I do not think there is a reciprocal rule at all. I think we in this House are very free to comment on matters in front of the bench as we see fit. We in this House have a historic immunity that is there for the people of this country. It is there for a reason. It may be correct that judges are restricted. I will get into that in just a moment, but I do not agree we in the House are.
In terms of the matter at hand, I suggest there are at least two perspectives on this event on the remarks of the judge. The first one is that the judge, in making his remarks, appears to have embraced the role or mantle of a citizen and felt that it was in order for him to pass comment.
Any citizen in this country is free to pass comment in words such as those used by the judge outside the courtroom on this House. We are a nation that embraces our freedom. Comments about how we do our business in this place are most appropriate. We love to hear it. Keep those cards and letters coming.
That is one perspective.
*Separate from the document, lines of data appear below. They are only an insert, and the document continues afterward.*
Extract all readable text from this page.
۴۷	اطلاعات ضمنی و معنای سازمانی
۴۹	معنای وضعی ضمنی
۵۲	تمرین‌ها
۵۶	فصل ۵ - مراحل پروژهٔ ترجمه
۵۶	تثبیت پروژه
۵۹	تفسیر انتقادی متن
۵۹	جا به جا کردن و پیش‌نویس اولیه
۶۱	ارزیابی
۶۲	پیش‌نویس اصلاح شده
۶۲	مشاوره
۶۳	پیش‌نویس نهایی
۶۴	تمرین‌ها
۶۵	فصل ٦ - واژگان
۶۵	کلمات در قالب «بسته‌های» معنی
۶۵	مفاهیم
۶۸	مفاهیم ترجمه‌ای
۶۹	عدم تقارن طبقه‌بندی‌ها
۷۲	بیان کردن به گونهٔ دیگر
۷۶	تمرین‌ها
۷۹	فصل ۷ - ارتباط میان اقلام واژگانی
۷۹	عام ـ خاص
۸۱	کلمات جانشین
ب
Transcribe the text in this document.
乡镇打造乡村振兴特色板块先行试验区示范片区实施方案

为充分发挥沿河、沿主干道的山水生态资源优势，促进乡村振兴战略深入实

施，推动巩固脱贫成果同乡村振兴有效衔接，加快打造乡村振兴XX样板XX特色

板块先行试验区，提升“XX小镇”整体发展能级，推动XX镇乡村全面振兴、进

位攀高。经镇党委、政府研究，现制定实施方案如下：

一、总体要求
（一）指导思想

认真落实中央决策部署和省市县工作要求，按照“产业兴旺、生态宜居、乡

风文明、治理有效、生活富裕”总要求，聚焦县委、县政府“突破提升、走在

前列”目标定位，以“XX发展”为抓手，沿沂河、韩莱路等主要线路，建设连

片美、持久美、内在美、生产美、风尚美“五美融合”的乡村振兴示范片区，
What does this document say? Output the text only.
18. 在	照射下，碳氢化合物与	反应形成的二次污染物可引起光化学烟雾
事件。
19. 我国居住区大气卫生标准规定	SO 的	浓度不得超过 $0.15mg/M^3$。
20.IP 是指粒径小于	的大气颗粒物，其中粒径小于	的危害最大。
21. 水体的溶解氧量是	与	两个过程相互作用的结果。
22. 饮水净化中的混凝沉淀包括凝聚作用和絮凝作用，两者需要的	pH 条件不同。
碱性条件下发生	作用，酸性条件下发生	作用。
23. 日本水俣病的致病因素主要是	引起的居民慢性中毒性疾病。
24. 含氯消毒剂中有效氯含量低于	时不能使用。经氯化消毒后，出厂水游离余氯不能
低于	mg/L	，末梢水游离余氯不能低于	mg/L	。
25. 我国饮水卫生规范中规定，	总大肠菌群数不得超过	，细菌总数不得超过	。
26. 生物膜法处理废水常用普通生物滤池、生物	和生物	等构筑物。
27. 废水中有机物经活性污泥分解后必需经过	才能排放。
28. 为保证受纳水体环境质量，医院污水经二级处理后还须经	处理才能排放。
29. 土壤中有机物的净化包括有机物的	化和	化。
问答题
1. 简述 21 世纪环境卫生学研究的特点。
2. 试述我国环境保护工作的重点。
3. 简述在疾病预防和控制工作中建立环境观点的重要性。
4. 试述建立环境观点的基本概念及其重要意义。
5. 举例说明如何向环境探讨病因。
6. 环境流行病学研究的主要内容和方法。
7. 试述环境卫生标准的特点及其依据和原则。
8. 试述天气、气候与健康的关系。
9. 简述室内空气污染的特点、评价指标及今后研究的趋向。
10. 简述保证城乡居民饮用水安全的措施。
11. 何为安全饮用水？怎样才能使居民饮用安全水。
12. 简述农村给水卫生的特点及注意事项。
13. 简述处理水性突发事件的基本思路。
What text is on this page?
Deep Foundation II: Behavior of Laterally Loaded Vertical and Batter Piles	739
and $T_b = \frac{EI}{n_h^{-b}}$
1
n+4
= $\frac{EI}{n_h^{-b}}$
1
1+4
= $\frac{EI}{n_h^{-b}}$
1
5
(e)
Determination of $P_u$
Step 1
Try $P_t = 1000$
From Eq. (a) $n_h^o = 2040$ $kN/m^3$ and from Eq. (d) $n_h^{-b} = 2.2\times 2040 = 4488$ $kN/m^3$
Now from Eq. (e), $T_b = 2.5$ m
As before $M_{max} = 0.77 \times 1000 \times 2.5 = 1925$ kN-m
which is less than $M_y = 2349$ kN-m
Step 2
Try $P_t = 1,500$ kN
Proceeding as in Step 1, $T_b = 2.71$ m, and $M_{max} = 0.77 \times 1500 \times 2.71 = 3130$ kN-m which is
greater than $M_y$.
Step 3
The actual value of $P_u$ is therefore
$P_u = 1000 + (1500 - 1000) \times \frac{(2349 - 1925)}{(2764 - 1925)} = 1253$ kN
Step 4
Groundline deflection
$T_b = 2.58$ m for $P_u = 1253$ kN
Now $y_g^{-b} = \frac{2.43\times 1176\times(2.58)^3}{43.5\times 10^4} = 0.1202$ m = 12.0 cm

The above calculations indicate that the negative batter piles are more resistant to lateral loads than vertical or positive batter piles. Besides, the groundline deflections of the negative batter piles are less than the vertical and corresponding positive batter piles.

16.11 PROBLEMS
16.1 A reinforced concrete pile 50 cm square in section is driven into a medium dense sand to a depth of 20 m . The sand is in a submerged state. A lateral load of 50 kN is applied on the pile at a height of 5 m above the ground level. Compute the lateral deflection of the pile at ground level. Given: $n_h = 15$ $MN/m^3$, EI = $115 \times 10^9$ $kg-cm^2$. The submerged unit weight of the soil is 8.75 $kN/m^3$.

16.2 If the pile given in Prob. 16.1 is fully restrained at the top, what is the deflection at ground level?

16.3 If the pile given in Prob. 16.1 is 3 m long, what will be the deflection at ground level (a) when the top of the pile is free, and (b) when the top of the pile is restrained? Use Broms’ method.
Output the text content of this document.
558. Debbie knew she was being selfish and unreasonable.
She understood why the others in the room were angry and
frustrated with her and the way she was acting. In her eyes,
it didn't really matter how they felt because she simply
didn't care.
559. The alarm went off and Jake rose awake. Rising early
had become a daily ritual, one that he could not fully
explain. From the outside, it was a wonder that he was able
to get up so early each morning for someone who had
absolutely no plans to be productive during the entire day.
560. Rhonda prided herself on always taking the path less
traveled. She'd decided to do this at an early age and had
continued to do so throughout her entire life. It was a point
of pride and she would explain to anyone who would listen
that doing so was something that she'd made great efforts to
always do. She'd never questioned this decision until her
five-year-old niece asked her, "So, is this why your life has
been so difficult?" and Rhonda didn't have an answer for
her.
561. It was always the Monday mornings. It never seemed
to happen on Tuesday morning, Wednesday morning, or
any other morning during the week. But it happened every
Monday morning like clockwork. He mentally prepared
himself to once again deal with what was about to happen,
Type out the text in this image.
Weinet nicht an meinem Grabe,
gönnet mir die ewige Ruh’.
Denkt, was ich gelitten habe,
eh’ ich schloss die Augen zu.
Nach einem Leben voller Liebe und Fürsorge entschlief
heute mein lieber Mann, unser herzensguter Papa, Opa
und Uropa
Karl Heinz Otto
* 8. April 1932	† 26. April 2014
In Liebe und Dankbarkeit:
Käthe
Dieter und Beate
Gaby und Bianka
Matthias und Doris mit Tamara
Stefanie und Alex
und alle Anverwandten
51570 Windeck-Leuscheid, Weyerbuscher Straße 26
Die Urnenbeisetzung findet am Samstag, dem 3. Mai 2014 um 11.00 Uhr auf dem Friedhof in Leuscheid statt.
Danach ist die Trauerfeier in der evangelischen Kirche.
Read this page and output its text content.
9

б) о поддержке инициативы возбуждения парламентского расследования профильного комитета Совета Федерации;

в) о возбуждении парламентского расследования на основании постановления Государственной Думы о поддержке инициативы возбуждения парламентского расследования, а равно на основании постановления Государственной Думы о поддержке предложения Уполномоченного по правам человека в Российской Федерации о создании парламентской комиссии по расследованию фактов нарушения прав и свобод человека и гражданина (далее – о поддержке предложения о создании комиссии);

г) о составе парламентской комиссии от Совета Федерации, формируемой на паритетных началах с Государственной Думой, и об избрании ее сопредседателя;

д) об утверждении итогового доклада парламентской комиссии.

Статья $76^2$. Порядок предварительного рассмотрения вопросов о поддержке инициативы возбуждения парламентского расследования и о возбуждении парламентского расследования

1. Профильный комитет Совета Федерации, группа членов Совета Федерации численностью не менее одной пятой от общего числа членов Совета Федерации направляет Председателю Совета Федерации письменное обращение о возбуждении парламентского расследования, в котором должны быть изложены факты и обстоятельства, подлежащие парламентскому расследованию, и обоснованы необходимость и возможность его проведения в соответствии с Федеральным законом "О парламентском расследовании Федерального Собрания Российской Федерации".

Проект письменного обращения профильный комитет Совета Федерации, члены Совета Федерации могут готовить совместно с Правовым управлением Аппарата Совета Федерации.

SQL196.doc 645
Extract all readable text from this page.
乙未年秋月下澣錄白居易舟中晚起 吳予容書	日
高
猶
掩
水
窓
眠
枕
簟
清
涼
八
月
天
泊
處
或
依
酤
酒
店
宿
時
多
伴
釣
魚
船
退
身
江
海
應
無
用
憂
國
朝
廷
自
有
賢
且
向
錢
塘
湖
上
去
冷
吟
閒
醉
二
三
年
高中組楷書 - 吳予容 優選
The judge apparently, in my view, respectfully forgot that he was on the bench. As a judge, he is not free to meddle in the politics of this place. As I understand it, he is not free to meddle in any of the politics of the nation. He is there to do a job on the bench interpreting the law and fact.
Others in here may stand corrected if the facts turn out to be other than those reported. That meddling is worthy of rebuke and I regret the apparently profound ignorance that judge has of the purpose of this place and the role we fill as members of Parliament.
That ignorance is reflected only in his remarks made perhaps by the seat of the pants while on the bench, I do not know. However, those limited back of the envelope comments were a disappointment to me and certainly worthy of note on the record in the House here.
In terms of how the House should respond, I realize this is a matter of privilege. I realize before anything can go further we have an obligation here to put in place a prima facie case that a privilege of the House has been breached, in this case an alleged contempt.
I regret this House would have to take the step of finding a prima facie contempt on the part of a judge. If that were to be the case, I am sure the judge would perhaps want to have looked back and done it differently.
As an alternative to placing on Mr. Speaker the burden of finding there was perhaps a contempt, perhaps it would be appropriate—I offer this to colleagues in the House in the hope that it may be viable—to unanimously agree that the issue is one that has been brought to the attention of the House, is of concern to members of the House, and we would ask the Clerk to refer the matter to the Canadian Judicial Council for comment, if any.
Should the matter be responded to by the council, that the Clerk make the House aware through Mr. Speaker and, if so advised after that, the House deal with the matter, if it is a matter of contempt or otherwise as you may give us your advice on.
I offer as an alternative to invite through the Canadian Judicial Council the judge in question to clarify. If it is not to be viewed as a matter of contempt, we will at least have taken note of it and moved on to other important issues.